Ce projet va se réaliser en collaboration avec la direction logistique de RHNe qui, de par la nature de son activité, englobe déjà la problématique du développement durable dans ses projets et activités d’exploitation.

La première prise en compte de l’efficacité énergétique sous l’angle de la protection de l’environnement s’est matérialisée il y a plus de 15 ans par l’engagement de RHNe à réduire sa consommation énergétique. Dans un premier temps dans le cadre du programme « Gros consommateur » sous l’égide du Canton de Neuchâtel, puis par un engagement sur une convention d’objectif auprès de l’Agence de l’énergie pour l’économie (AEnEC).

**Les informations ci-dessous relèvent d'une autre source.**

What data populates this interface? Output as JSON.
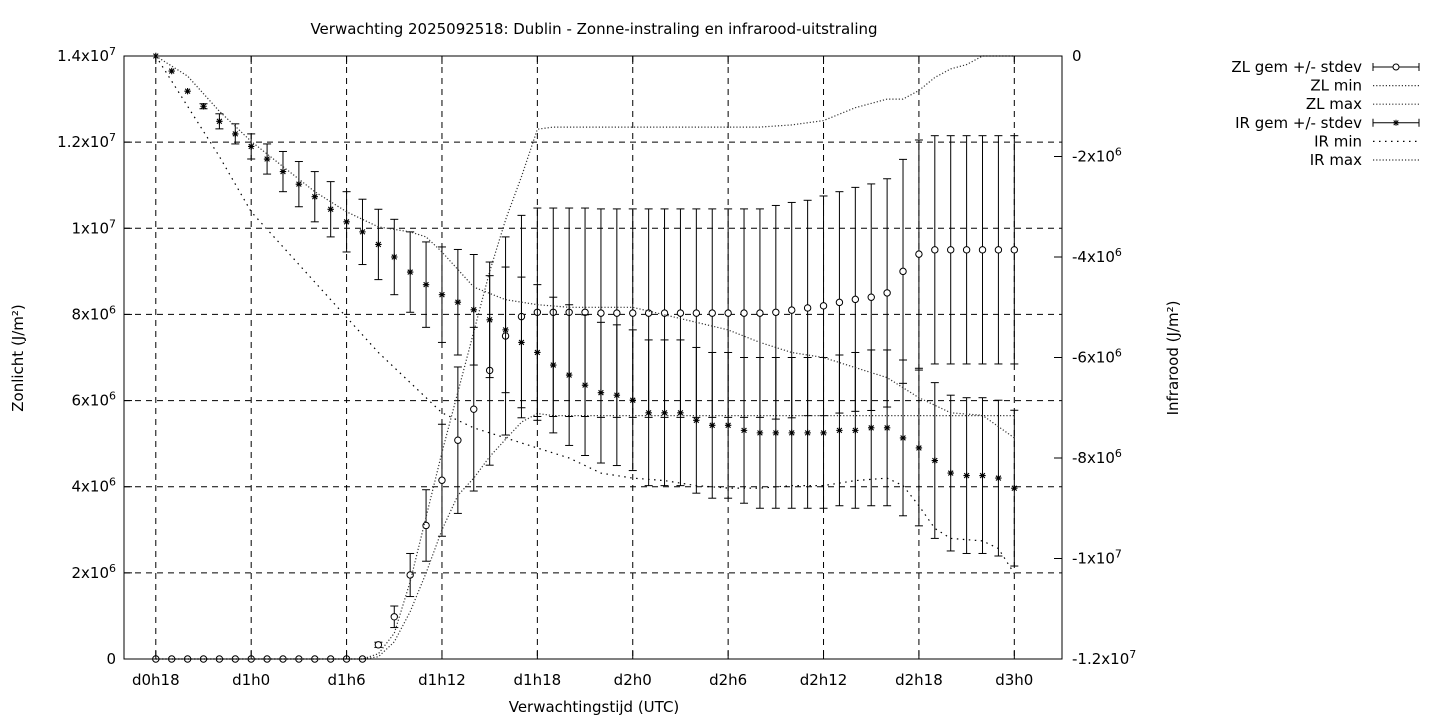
{
  "chart_data": {
    "type": "line",
    "title": "Verwachting 2025092518: Dublin - Zonne-instraling en infrarood-uitstraling",
    "xlabel": "Verwachtingstijd (UTC)",
    "ylabel": "Zonlicht (J/m²)",
    "y2label": "Infrarood (J/m²)",
    "x_tick_labels": [
      "d0h18",
      "d1h0",
      "d1h6",
      "d1h12",
      "d1h18",
      "d2h0",
      "d2h6",
      "d2h12",
      "d2h18",
      "d3h0"
    ],
    "x_units": "hours since d0h0",
    "xlim": [
      16,
      75
    ],
    "ylim": [
      0,
      14000000
    ],
    "y2lim": [
      -12000000,
      0
    ],
    "y_ticks": [
      {
        "v": 0,
        "m": "0",
        "e": ""
      },
      {
        "v": 2000000,
        "m": "2x10",
        "e": "6"
      },
      {
        "v": 4000000,
        "m": "4x10",
        "e": "6"
      },
      {
        "v": 6000000,
        "m": "6x10",
        "e": "6"
      },
      {
        "v": 8000000,
        "m": "8x10",
        "e": "6"
      },
      {
        "v": 10000000,
        "m": "1x10",
        "e": "7"
      },
      {
        "v": 12000000,
        "m": "1.2x10",
        "e": "7"
      },
      {
        "v": 14000000,
        "m": "1.4x10",
        "e": "7"
      }
    ],
    "y2_ticks": [
      {
        "v": 0,
        "m": "0",
        "e": ""
      },
      {
        "v": -2000000,
        "m": "-2x10",
        "e": "6"
      },
      {
        "v": -4000000,
        "m": "-4x10",
        "e": "6"
      },
      {
        "v": -6000000,
        "m": "-6x10",
        "e": "6"
      },
      {
        "v": -8000000,
        "m": "-8x10",
        "e": "6"
      },
      {
        "v": -10000000,
        "m": "-1x10",
        "e": "7"
      },
      {
        "v": -12000000,
        "m": "-1.2x10",
        "e": "7"
      }
    ],
    "grid": true,
    "legend_position": "outside-top-right",
    "legend": [
      "ZL gem +/- stdev",
      "ZL min",
      "ZL max",
      "IR gem +/- stdev",
      "IR min",
      "IR max"
    ],
    "x": [
      18,
      19,
      20,
      21,
      22,
      23,
      24,
      25,
      26,
      27,
      28,
      29,
      30,
      31,
      32,
      33,
      34,
      35,
      36,
      37,
      38,
      39,
      40,
      41,
      42,
      43,
      44,
      45,
      46,
      47,
      48,
      49,
      50,
      51,
      52,
      53,
      54,
      55,
      56,
      57,
      58,
      59,
      60,
      61,
      62,
      63,
      64,
      65,
      66,
      67,
      68,
      69,
      70,
      71,
      72
    ],
    "series": [
      {
        "name": "ZL gem +/- stdev",
        "axis": "y",
        "marker": "circle",
        "values": [
          0,
          0,
          0,
          0,
          0,
          0,
          0,
          0,
          0,
          0,
          0,
          0,
          0,
          0,
          330000,
          980000,
          1950000,
          3100000,
          4150000,
          5080000,
          5800000,
          6700000,
          7500000,
          7950000,
          8050000,
          8050000,
          8050000,
          8050000,
          8030000,
          8030000,
          8030000,
          8030000,
          8030000,
          8030000,
          8030000,
          8030000,
          8030000,
          8030000,
          8030000,
          8050000,
          8100000,
          8150000,
          8200000,
          8280000,
          8350000,
          8400000,
          8500000,
          9000000,
          9400000,
          9500000,
          9500000,
          9500000,
          9500000,
          9500000,
          9500000
        ],
        "stdev": [
          0,
          0,
          0,
          0,
          0,
          0,
          0,
          0,
          0,
          0,
          0,
          0,
          0,
          0,
          60000,
          250000,
          500000,
          830000,
          1300000,
          1700000,
          1900000,
          2200000,
          2300000,
          2350000,
          2420000,
          2420000,
          2420000,
          2420000,
          2420000,
          2420000,
          2420000,
          2420000,
          2420000,
          2420000,
          2420000,
          2420000,
          2420000,
          2420000,
          2420000,
          2480000,
          2500000,
          2500000,
          2550000,
          2570000,
          2600000,
          2630000,
          2650000,
          2600000,
          2650000,
          2650000,
          2650000,
          2650000,
          2650000,
          2650000,
          2650000
        ]
      },
      {
        "name": "ZL min",
        "axis": "y",
        "x": [
          18,
          24,
          30,
          31,
          32,
          33,
          34,
          35,
          36,
          37,
          38,
          39,
          40,
          41,
          42,
          43,
          44,
          45,
          46,
          47,
          48,
          50,
          52,
          54,
          56,
          58,
          60,
          62,
          64,
          65,
          66,
          68,
          70,
          72
        ],
        "values": [
          0,
          0,
          0,
          0,
          50000,
          400000,
          1100000,
          2000000,
          3000000,
          3800000,
          4200000,
          4700000,
          5100000,
          5500000,
          5700000,
          5650000,
          5650000,
          5650000,
          5650000,
          5650000,
          5650000,
          5650000,
          5650000,
          5650000,
          5650000,
          5650000,
          5650000,
          5650000,
          5650000,
          5650000,
          5650000,
          5650000,
          5650000,
          5650000
        ]
      },
      {
        "name": "ZL max",
        "axis": "y",
        "x": [
          18,
          24,
          30,
          31,
          32,
          33,
          34,
          35,
          36,
          37,
          38,
          39,
          40,
          41,
          42,
          43,
          44,
          45,
          46,
          47,
          48,
          50,
          52,
          54,
          56,
          58,
          60,
          62,
          64,
          65,
          66,
          67,
          68,
          69,
          70,
          71,
          72
        ],
        "values": [
          0,
          0,
          0,
          0,
          120000,
          600000,
          1800000,
          3300000,
          4800000,
          6200000,
          7600000,
          9000000,
          10200000,
          11200000,
          12300000,
          12350000,
          12350000,
          12350000,
          12350000,
          12350000,
          12350000,
          12350000,
          12350000,
          12350000,
          12350000,
          12400000,
          12500000,
          12800000,
          13000000,
          13000000,
          13200000,
          13500000,
          13700000,
          13800000,
          14000000,
          14000000,
          14000000
        ]
      },
      {
        "name": "IR gem +/- stdev",
        "axis": "y2",
        "marker": "star",
        "values": [
          0,
          -300000,
          -700000,
          -1000000,
          -1300000,
          -1550000,
          -1800000,
          -2050000,
          -2300000,
          -2550000,
          -2800000,
          -3050000,
          -3300000,
          -3500000,
          -3750000,
          -4000000,
          -4300000,
          -4550000,
          -4750000,
          -4900000,
          -5050000,
          -5250000,
          -5450000,
          -5700000,
          -5900000,
          -6150000,
          -6350000,
          -6550000,
          -6700000,
          -6750000,
          -6850000,
          -7100000,
          -7100000,
          -7100000,
          -7250000,
          -7350000,
          -7350000,
          -7450000,
          -7500000,
          -7500000,
          -7500000,
          -7500000,
          -7500000,
          -7450000,
          -7450000,
          -7400000,
          -7400000,
          -7600000,
          -7800000,
          -8050000,
          -8300000,
          -8350000,
          -8350000,
          -8400000,
          -8600000
        ],
        "stdev": [
          0,
          0,
          0,
          50000,
          150000,
          200000,
          250000,
          300000,
          400000,
          450000,
          500000,
          550000,
          600000,
          650000,
          700000,
          750000,
          800000,
          850000,
          950000,
          1050000,
          1100000,
          1150000,
          1250000,
          1300000,
          1350000,
          1350000,
          1400000,
          1400000,
          1400000,
          1400000,
          1400000,
          1450000,
          1450000,
          1450000,
          1450000,
          1450000,
          1450000,
          1450000,
          1500000,
          1500000,
          1500000,
          1500000,
          1500000,
          1500000,
          1550000,
          1550000,
          1550000,
          1550000,
          1550000,
          1550000,
          1550000,
          1550000,
          1550000,
          1550000,
          1550000
        ]
      },
      {
        "name": "IR min",
        "axis": "y2",
        "x": [
          18,
          20,
          22,
          24,
          26,
          28,
          30,
          32,
          34,
          36,
          38,
          40,
          42,
          44,
          46,
          48,
          50,
          52,
          54,
          56,
          58,
          60,
          62,
          64,
          65,
          66,
          67,
          68,
          70,
          71,
          72
        ],
        "values": [
          0,
          -1000000,
          -2000000,
          -3100000,
          -3800000,
          -4500000,
          -5200000,
          -5900000,
          -6500000,
          -7100000,
          -7400000,
          -7600000,
          -7800000,
          -8000000,
          -8300000,
          -8400000,
          -8450000,
          -8550000,
          -8600000,
          -8600000,
          -8550000,
          -8550000,
          -8450000,
          -8400000,
          -8550000,
          -8950000,
          -9400000,
          -9600000,
          -9650000,
          -9800000,
          -10300000
        ]
      },
      {
        "name": "IR max",
        "axis": "y2",
        "x": [
          18,
          20,
          22,
          24,
          26,
          28,
          30,
          32,
          34,
          35,
          36,
          38,
          40,
          42,
          44,
          46,
          48,
          50,
          52,
          54,
          56,
          58,
          60,
          62,
          64,
          66,
          68,
          70,
          72
        ],
        "values": [
          0,
          -400000,
          -1100000,
          -1700000,
          -2200000,
          -2700000,
          -3100000,
          -3400000,
          -3500000,
          -3600000,
          -3900000,
          -4600000,
          -4850000,
          -4950000,
          -5000000,
          -5000000,
          -5000000,
          -5150000,
          -5300000,
          -5450000,
          -5700000,
          -5900000,
          -6000000,
          -6200000,
          -6400000,
          -6800000,
          -7100000,
          -7150000,
          -7600000
        ]
      }
    ]
  }
}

Au fil des ans cette démarche a amené RHNe à améliorer son infrastructure du point de vue énergétique en mettant à jour les installations techniques, en isolant les bâtiments et en menant tous ses projets en intégrant la composante du développement durable. Les projets notables soutenant cette démarche sont :

  • La Chaux-de-Fonds :
    • Démontage des chaudières à vapeur et du groupe chaleur-force, changement des fenêtres
    • Installation d’une production de froid centralisée par free cooling atmosphérique
    • Installation photovoltaïque sur le parking produisant 20% de la consommation électrique du site
  • Neuchâtel
    • Installation de free cooling par sonde lacustre
    • Optimisation de la régulation de production de froid pour le plateau technique
    • Installation de stores sur la façade Nord
  • Val-de-Ruz & Le Locle
    • Mise à jour des équipements techniques (lampes, pompes, régulation)
    • Réfection et isolation des toits
  • RHNe
    • Etude et installation de centrales photovoltaïques sur tous les sites

Au-delà de l’efficacité énergétique, la direction logistique est en charge de processus (achats, restauration, intendance, constructions, services techniques, ingénierie biomédicale) impliquant une grande utilisation de ressources, de transports, de stockage ainsi que de l’élimination des déchets de toute l’institution. La démarche d’amélioration continue mise en place par la direction logistique aura un effet de levier important sur l’empreinte environnementale de RHNe comme le développement durable en est l’un des principes.

Conclusion

La première partie du 6e rapport du GIEC[1] ne laisse plus de place au doute quant à l’origine humaine de la modification du climat et quant à ses conséquences. Comme le dit Bertrand Kiefer[2] dans un de ses éditoriaux récents : « (…)  À la fin, le niveau de preuve obtenu est bien supérieur à celui qui soutient la pratique médicale. Au nom de quoi – de quel irrationnel – peut-on continuer à ignorer cela ? Pour le moment, hormis par quelques touches aux marges, rien ne change. On continue de penser et planifier la médecine et la santé comme si aucune contrainte climatique ni enjeu environnemental n’avait d’importance sur les décisions à prendre. On se raconte un récit, sans vraiment se demander s’il correspond encore à ce que l’on sait. (…) ».

Il est de notre devoir, comme professionnel.les hospitaliers/-ères, de réfléchir et agir pour le bien de nos patient.es et leur descendant.es.

[1] IPPC Climate Change 2021, the physical science basis. Summary for policymakers.